Regex Scanner
This scanner is designed to sanitize outputs based on predefined regular expression patterns. It offers flexibility in defining patterns to identify and process desirable or undesirable content within the outputs.
How it works
The scanner operates with a list of regular expressions, patterns. These patterns are used to identify specific formats, keywords, or phrases in the output.
- Matching Logic: The scanner evaluates the output against all provided patterns. If any pattern matches, the corresponding action (redaction or validation) is taken based on the
is_blocked
flag. - Redaction: If enabled, the scanner will redact the portion of the output that matches any of the patterns.
Usage
from llm_guard.output_scanners import Regex
from llm_guard.input_scanners.regex import MatchType
# Initialize the Regex scanner
scanner = Regex(
patterns=[r"Bearer [A-Za-z0-9-._~+/]+"], # List of regex patterns
is_blocked=True, # If True, patterns are treated as 'bad'; if False, as 'good'
match_type=MatchType.SEARCH, # Can be SEARCH or FULL_MATCH
redact=True, # Enable or disable redaction
)
# Scan an output
sanitized_output, is_valid, risk_score = scanner.scan(prompt, output)
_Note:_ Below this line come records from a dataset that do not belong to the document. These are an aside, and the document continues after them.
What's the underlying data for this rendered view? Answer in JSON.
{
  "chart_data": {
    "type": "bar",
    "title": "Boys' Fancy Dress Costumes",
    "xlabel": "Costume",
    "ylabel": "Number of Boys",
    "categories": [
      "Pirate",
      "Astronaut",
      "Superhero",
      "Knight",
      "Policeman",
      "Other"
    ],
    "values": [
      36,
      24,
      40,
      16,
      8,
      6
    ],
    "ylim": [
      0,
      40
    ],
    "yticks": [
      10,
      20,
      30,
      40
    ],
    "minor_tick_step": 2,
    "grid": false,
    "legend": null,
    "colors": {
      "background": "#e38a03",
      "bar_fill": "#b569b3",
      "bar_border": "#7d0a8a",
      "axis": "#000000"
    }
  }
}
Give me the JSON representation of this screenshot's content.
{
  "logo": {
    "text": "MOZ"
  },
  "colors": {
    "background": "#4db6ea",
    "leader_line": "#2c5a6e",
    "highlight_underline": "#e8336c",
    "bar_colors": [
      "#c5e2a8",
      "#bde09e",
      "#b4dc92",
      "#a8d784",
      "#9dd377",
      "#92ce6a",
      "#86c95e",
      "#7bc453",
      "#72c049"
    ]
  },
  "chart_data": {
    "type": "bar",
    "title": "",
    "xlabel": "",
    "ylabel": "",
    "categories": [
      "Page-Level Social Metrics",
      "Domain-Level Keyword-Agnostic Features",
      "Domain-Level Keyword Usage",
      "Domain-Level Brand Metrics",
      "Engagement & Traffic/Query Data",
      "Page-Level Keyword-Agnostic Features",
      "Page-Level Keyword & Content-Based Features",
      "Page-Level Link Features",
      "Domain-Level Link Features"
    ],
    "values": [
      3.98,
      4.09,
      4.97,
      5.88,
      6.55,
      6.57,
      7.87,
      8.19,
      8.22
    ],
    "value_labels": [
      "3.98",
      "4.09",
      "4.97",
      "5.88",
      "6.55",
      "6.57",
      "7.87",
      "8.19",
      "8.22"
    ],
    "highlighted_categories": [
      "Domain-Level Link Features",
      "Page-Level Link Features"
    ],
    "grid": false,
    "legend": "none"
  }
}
In the above example, replace r"Bearer [A-Za-z0-9-._~+/]+"
with your actual regex pattern.
The is_blocked
parameter determines how the patterns are treated.
If is_blocked
is True, any pattern match marks the output as invalid; if False, the output is considered valid if it matches any of the patterns.
Benchmarks
Run the following script:
python benchmarks/run.py output Regex
This scanner uses built-in functions, which makes it fast.